Creating higher order mutants to improve catalytic activity is usually considered. Double mutants to increase the yield of the desired product, taxa-4(20)-diene, cembrene A or verticillia-3(4),7(8),12(13)-triene (V), by improving TXS activity were attempted. For example, a double mutant of Y688L and Y762F was created to attempt to improve production of taxa-4(20)-diene. However, the preliminary results showed no increase in catalytic activity compared to the single mutants. Future research can include trials of double and triple mutants incorporating the discussed residues. The challenge would be discovering a successful mutant combination to achieve the desired effect especially that improving TXS activity is not easily attained.

Conclusion

Mechanistic insight into the catalysis cascade of TXS was achieved. TXS reaction cascade starts with ionization of GGPP through induced-fit mechanism via an effector triad of the PPi sensor R768, the linker D617, and the effector V714-O. Following the initial ionization of GGPP, the geranylgeranyl cation and PPi are both separated and correlated to residues in the active site. The geranylgeranyl cation and cembren-15-yl cation are engaged in π–π interactions with several aromatic residues in the active site while π interactions are reduced with the verticillen-12-yl cation. Single amino acid substitution can lead to premature interruption of the reaction cascade reducing or abolishing the production of taxanes in favor of cembranoid-type and/or verticillene-type side products which is in direct relation to the promiscuity of TXS. The mutability landscape has allowed us to unravel that residues V584, Q609, V610, and Y688 are most important for selectivity, and mutants in these positions play a crucial role in premature termination of the reaction cascade.

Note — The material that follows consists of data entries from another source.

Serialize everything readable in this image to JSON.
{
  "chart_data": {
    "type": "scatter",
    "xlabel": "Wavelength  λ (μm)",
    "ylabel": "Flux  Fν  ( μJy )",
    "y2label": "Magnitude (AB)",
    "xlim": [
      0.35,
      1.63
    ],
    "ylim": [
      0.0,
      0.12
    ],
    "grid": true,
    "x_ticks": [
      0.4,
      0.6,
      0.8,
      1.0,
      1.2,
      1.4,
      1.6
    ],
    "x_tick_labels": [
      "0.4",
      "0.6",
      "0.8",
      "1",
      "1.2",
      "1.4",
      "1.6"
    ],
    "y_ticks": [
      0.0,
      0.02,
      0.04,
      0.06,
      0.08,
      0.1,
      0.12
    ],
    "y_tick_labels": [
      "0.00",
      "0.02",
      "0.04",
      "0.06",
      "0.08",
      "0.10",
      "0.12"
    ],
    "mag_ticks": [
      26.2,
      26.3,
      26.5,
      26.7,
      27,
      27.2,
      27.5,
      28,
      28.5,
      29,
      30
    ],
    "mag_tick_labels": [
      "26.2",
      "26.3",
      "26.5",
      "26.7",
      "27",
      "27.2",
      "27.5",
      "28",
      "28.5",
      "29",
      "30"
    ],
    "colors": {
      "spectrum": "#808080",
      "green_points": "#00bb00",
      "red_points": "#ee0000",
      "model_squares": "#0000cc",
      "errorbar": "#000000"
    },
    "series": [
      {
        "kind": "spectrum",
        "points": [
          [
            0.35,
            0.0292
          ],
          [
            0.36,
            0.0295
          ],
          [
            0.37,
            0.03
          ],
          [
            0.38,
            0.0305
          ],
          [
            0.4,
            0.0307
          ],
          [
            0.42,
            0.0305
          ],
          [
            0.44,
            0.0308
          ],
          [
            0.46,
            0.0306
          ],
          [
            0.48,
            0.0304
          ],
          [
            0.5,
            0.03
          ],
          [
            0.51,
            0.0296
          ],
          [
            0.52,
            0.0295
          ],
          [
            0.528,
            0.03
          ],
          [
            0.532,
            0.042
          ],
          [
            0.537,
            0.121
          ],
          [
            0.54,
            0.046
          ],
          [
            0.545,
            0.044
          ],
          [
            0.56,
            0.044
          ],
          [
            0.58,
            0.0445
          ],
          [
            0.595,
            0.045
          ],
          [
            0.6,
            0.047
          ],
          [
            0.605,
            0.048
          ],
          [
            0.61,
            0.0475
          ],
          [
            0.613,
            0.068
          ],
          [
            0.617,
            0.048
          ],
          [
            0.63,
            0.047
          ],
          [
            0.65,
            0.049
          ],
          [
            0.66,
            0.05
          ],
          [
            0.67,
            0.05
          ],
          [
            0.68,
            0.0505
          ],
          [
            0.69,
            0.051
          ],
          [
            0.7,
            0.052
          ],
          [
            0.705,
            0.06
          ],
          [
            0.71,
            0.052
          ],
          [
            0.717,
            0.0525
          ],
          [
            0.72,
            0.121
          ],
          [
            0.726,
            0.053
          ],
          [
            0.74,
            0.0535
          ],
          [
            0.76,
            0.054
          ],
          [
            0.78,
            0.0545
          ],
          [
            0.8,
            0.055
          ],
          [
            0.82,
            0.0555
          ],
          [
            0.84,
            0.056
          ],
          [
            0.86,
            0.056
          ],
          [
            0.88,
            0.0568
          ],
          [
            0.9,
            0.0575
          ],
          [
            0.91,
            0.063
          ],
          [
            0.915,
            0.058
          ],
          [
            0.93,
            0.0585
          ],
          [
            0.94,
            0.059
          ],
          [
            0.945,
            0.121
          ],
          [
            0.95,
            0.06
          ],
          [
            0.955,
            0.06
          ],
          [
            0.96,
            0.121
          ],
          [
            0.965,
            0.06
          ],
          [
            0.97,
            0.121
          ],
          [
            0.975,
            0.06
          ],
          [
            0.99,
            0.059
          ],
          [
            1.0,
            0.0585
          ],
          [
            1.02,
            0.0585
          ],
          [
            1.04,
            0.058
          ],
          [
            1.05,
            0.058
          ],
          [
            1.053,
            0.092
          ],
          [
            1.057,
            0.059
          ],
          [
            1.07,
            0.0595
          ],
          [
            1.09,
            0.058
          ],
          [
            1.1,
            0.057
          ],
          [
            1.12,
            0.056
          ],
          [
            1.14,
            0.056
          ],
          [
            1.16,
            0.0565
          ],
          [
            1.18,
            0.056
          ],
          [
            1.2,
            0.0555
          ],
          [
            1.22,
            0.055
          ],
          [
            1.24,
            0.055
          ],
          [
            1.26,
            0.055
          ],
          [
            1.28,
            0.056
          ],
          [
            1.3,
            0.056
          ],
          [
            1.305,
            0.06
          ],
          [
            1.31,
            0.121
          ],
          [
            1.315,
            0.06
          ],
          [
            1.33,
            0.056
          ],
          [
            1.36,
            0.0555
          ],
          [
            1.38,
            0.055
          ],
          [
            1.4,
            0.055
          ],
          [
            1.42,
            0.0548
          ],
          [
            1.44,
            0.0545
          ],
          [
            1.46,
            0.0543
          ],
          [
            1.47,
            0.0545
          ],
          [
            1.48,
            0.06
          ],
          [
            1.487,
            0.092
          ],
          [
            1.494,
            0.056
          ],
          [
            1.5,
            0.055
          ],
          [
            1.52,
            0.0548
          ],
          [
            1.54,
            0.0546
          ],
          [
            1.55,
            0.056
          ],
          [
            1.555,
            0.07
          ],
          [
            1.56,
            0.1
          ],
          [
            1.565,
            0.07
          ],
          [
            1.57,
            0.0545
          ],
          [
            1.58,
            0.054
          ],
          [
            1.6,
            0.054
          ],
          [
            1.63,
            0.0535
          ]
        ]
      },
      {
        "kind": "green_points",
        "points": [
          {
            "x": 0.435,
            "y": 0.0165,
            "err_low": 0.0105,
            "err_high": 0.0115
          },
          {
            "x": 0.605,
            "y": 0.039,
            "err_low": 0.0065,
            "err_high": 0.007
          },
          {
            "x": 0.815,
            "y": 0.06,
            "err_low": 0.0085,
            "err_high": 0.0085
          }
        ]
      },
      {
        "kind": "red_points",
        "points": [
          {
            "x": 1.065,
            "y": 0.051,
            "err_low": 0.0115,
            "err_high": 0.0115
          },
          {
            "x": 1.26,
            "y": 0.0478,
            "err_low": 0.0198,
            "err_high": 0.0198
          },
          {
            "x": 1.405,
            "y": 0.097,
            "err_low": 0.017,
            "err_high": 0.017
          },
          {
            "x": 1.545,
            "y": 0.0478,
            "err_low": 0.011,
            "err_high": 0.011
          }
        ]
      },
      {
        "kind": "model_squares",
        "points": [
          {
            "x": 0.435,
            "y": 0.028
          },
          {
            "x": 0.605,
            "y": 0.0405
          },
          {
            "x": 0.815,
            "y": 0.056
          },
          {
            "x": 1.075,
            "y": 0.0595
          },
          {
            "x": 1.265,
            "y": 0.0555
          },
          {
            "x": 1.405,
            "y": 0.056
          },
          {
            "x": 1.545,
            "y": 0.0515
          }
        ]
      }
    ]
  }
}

From a perspective of high yield (in microbial cell factories), mutants with increased production of taxa-4(20)-diene may be beneficial for improved production of Taxol. However, increased percentage of taxa-4(20)-diene relative to taxa-4(5)-diene was accompanied by reduced catalytic activity of several of these mutants compared to wild-type TXS. Hence, future engineering to improve their catalytic activity should be considered to boost the amount of taxa-4(20)-diene produced. Mutants with good catalytic activity and higher production of taxa-4(20)-diene should be carefully examined for increased production of other minor cembranoid-type and verticillene-type compounds as these compounds do not contribute to the production of Taxol. Thus, we suggest that the best candidates would be mutants displaying higher production of taxa-4(20)-diene while sustaining high total production with taxa-4(5)-diene or mutants that produce taxa-4(20)-diene as the major product in a high proportion.